Saturday 19 March 2022

Russia's "Ukraine incident"

 

Present Ukrainian situation map, via Wiki

Seven years ago I wrote about the similarities between Russia's invasion of Crimea and Donbas and Japan's 1931 invasion of Manchuria. It is remarkable that Putin is now invading Ukraine in a way that has so many similarities to Japan's ill-fated full-scale invasion of China in 1937 that followed their aggression in north-east China.

The motives of both are similar. Japan's invasion of China ultimately sprang from the fact that they could never be secure in their possession of those parts of China that they had already invaded and annexed whilst some part of China remained outside their control. Similarly Russia's hold on Donbas and Crimea is not secure whilst Ukraine has a central government that refuses to accept Russian occupation of these territories.

The goals are similar, in that they are largely about regime change. China wished to install a Chinese government in place of Chiang Kai-Shek's KMT that would do their bidding. Putin says he wishes to "denazify" Ukraine, a statement that, if it has any meaning at all (and it may not) points to a change in government in Kiev, perhaps installing a government under the disgraced and treacherous Yanukovich. In both cases these aims are deeply unrealistic and based on false assumptions, since the Chinese people would never have accepted a Japanese puppet government nor will the Ukrainians accept being a satrapy of Moscow.

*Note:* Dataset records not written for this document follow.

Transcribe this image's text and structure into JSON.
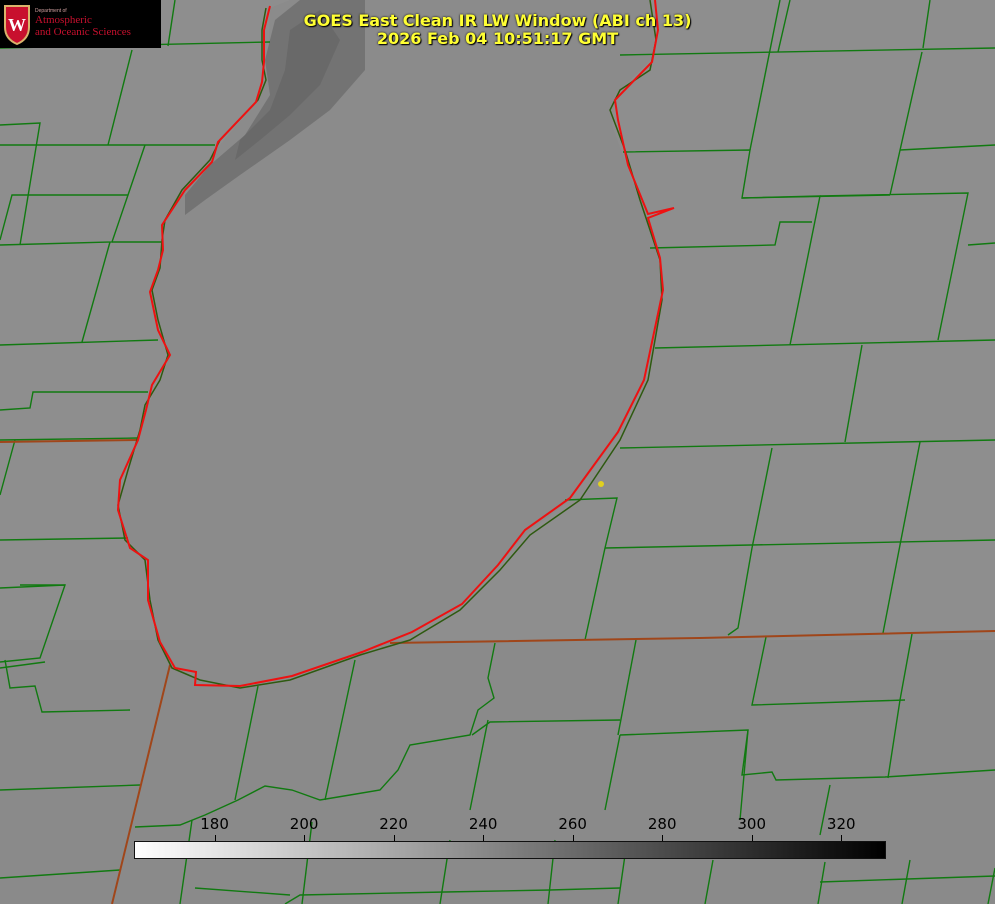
{
  "title": {
    "line1": "GOES East Clean IR LW Window (ABI ch 13)",
    "line2": "2026 Feb 04 10:51:17 GMT"
  },
  "logo": {
    "dept": "Department of",
    "line1": "Atmospheric",
    "line2": "and Oceanic Sciences",
    "crest_letter": "W",
    "crest_color": "#c8102e"
  },
  "colorbar": {
    "min": 162,
    "max": 330,
    "ticks": [
      "180",
      "200",
      "220",
      "240",
      "260",
      "280",
      "300",
      "320"
    ],
    "gradient": [
      "#ffffff",
      "#000000"
    ]
  },
  "colors": {
    "background": "#8e8e8e",
    "county_lines": "#117a11",
    "state_lines": "#a0461a",
    "coastline": "#ee1111",
    "title_text": "#ffff33",
    "marker": "#e0d020"
  }
}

Both invasions scored initial successes - the Japanese invasion of China much more obviously so than the Russian invasion of Ukraine - before petering out as the invaders became over-extended. In both cases the invaders face the same military paradox: advancing further means occupying more territory that they do not have the strength to occupy and so worsening the situation, yet victory cannot be achieved without a further advance.

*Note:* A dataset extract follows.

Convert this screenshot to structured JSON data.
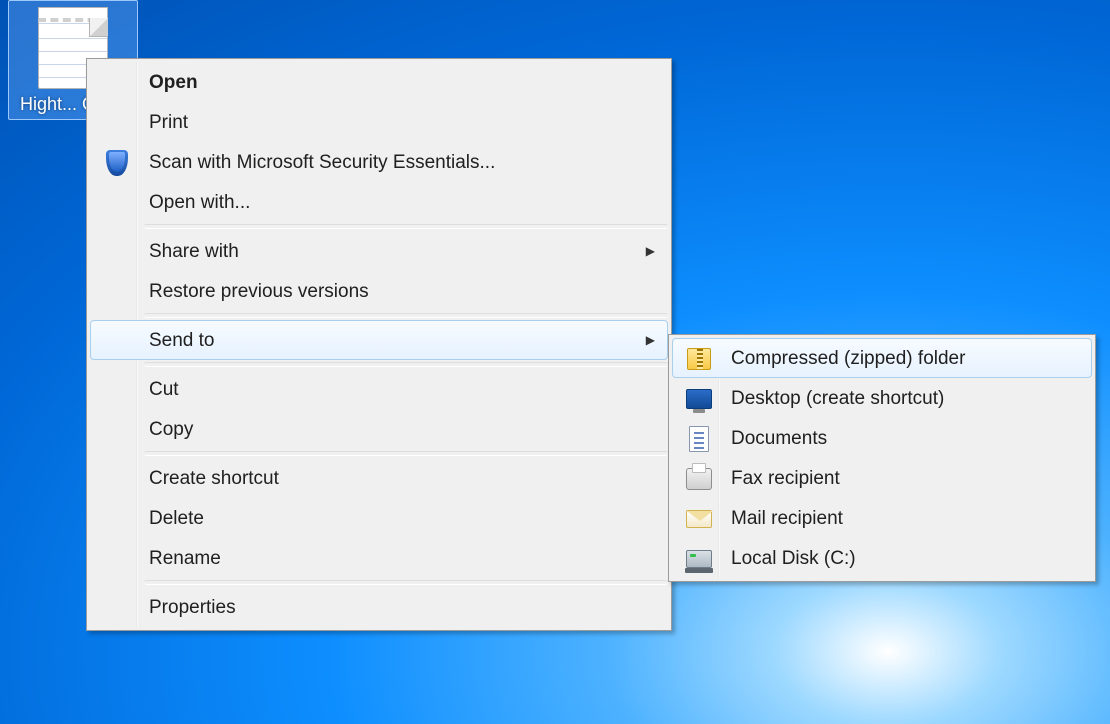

As with the Japanese in 1937-41, Putin's regime even refuses to acknowledge that it is actually at war. The Japanese described their aggression in China as a mere "incident", whilst the Russian government insists that their aggression in Ukraine is only a "special military operation". In both cases this failure to acknowledge the reality of what they are doing created problems -  if Russia is not at war then measures such as calling up the reserve or creating a new draft cannot be justified, and Russia's soldiers are sent into combat with the notional expectation that they are not going to be shot at and killed. Similarly Japan never fully mobilised for war in China until their war became global in 1941.

Russia in 2022 and Japan in 1937 are also similar in an economic aspect. Japan could only continue their war in China with oil and scarp-metal imports from the US and European powers. Russia relies on revenue from hydrocarbon exports of gas and oil to Europe to keep its economy afloat. In the case of Japan these were belatedly cut off, in the case of Russia we are still in the process of weaning ourselves off our addiction to Russian oil and gas. 

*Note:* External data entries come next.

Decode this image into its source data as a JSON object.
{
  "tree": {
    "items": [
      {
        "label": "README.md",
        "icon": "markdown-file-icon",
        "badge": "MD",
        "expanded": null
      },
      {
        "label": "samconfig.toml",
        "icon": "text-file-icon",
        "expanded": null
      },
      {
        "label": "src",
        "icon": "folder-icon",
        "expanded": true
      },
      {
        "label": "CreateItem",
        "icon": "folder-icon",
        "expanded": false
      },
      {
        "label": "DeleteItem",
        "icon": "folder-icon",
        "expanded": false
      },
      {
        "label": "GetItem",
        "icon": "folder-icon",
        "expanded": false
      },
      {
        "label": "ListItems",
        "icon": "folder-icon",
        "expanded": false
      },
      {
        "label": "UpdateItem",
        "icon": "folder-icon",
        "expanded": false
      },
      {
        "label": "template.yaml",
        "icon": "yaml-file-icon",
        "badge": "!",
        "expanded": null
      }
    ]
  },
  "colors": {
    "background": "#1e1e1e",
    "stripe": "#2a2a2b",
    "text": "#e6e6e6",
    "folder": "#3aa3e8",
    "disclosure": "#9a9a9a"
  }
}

Of course one can take historical parallels too far. Japan's leaders, frustrated by their failure in China, expanded their war further and further, until it erupted out across the entire Indo-Pacific area, hoping that an elusive military victory would dig them out of the hole they were in. We can hope that the Russians will have more sense than this, and the lack of military success in Ukraine should deter them from trying their luck with more powerful and well-prepared opponents such as Finland, Sweden, and NATO.

I also fervently hope that the present war in Ukraine does not end in the same way that Japan's war on China did - with a world war and the use of nuclear weapons.